Don’t Forget Other Costs – Adopting a pet doesn’t just take money. It also takes time and effort that the new owner must be willing to put in to ensure that the animal is healthy and happy. This includes taking the time to exercise with a dog, play with a cat or change the water out of a fish tank. Regardless of the type of pet, it will require more than just money to care for it.
Set Aside Money – Even with pet insurance, it’s a good idea to have money set aside for emergency trips to the vet. Some basic trips, like ones for dental care or check-ups, might not be covered by pet insurance. Pet owners will need to set aside money for those instances.
Preparing to Bring a Pet Home
New pet owners will need to prepare to bring their new family member home. This includes pet-proofing the house, removing anything that could harm the pet and making sure that they have a safe and loving home to welcome them.
There are a lot of things that most pet owners might not think about that can be dangerous to pets and should be removed from the home or at least put in a place that the pets can’t get to them.

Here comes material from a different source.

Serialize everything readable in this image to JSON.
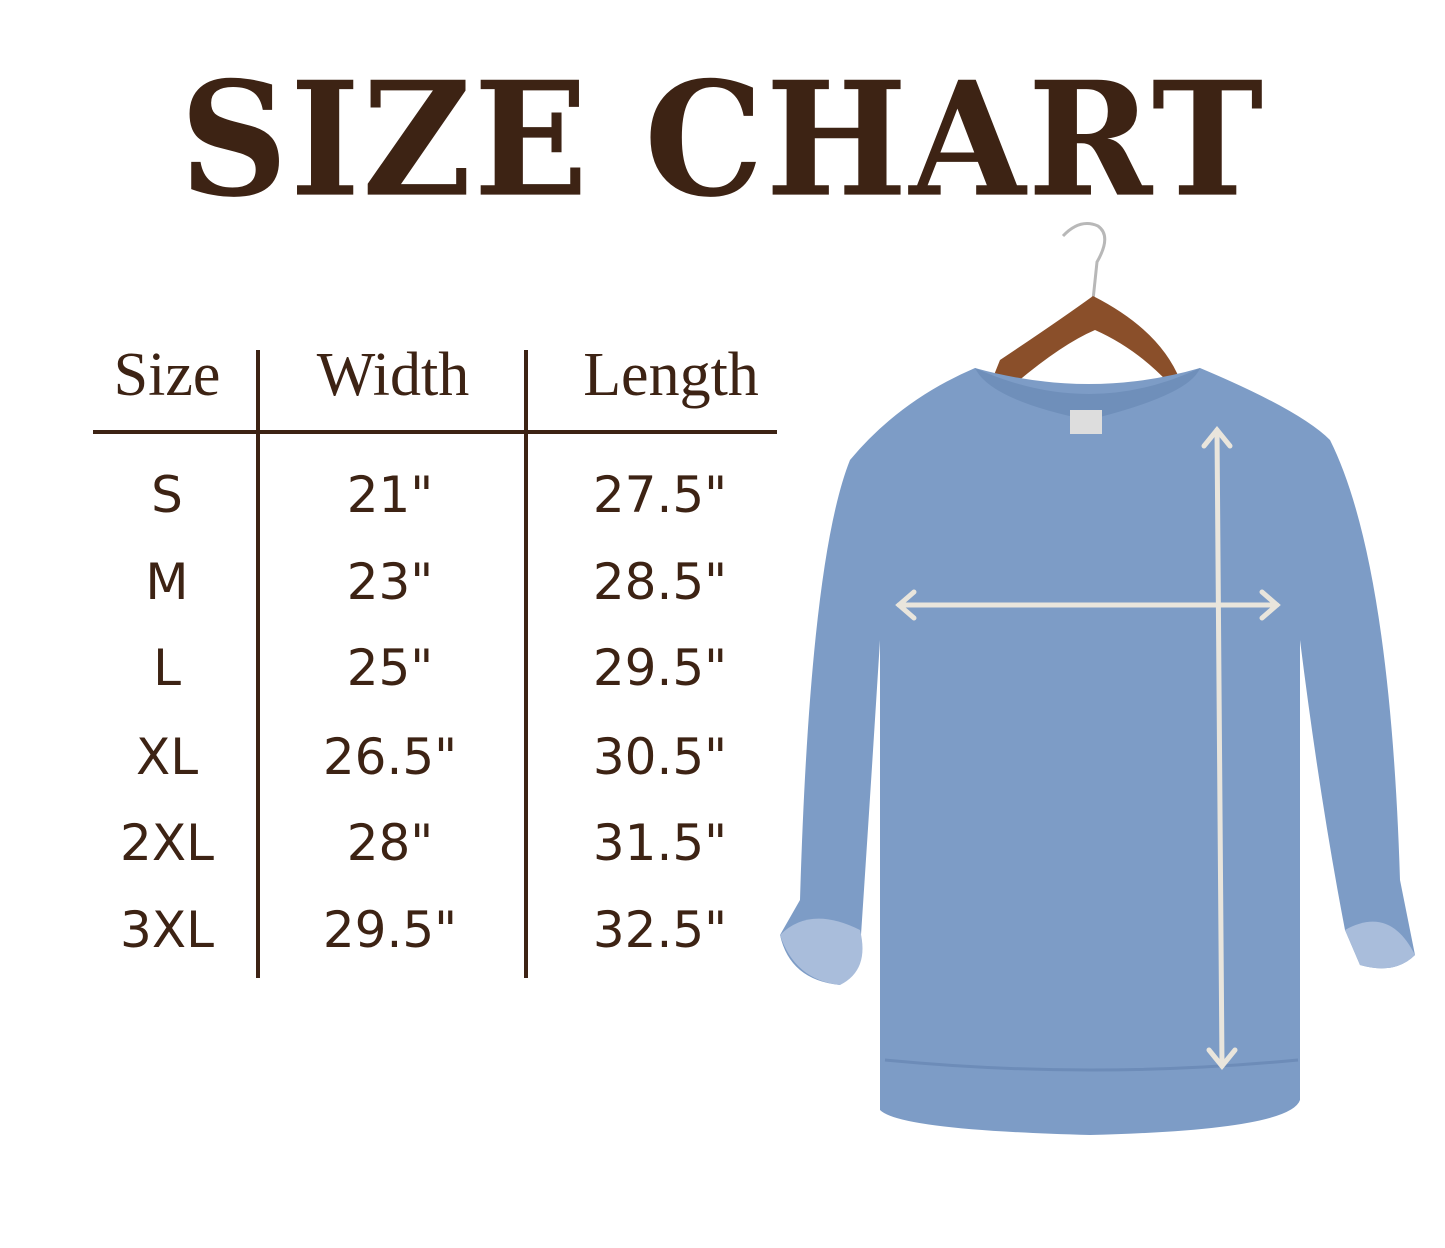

Poinsettia plants, for example, are popular around the holidays. If a cat gets into them and starts eating the leaves or the flowers, it can be fatal. Xylitol is a common artificial sweetener that shows up in everything from sugar-free gum to some low-sugar peanut butter, and it can cause fatal liver failure in dogs. Keeping these kinds of important precautions in mind can help you avoid a costly vet bill later.
Bringing a pet home is a great way to add more love to a home. However, it is not something that should be done lightly or without preparation. Preparing to bring home a new pet requires more than just signing on the dotted line and paying for the adoption fees, and anyone who is thinking about adding a pet to their family, regardless of which generation they belong to, should take the time to prepare.
Summary: 3 considerations for potential pet owners
The costs of pet ownership are unpredictable. It is best to have a safety net in case of a major illness or emergency. No one wants to be in the situation where you have to choose between saving a pet’s life and going into debt.
The average American spends 33 percent of their income on housing. Transportation and food are the next largest burdens to your budget. Are you currently overspending in one of these three areas? The best way to visualize your expenses is with the free tools on Personal Capital. Where you can cut back? Can you cut back? If the answer is “no,” you probably aren’t going to want to make the sacrifices necessary.
- Discover how monthly expenses might impact your budget (get to know your money)
- Save between $1-2K, or designate a portion of your emergency fund for an unexpected visit to the vet.
- Ask yourself: How will you feel if faced with a vet bill you can’t really afford before it happens?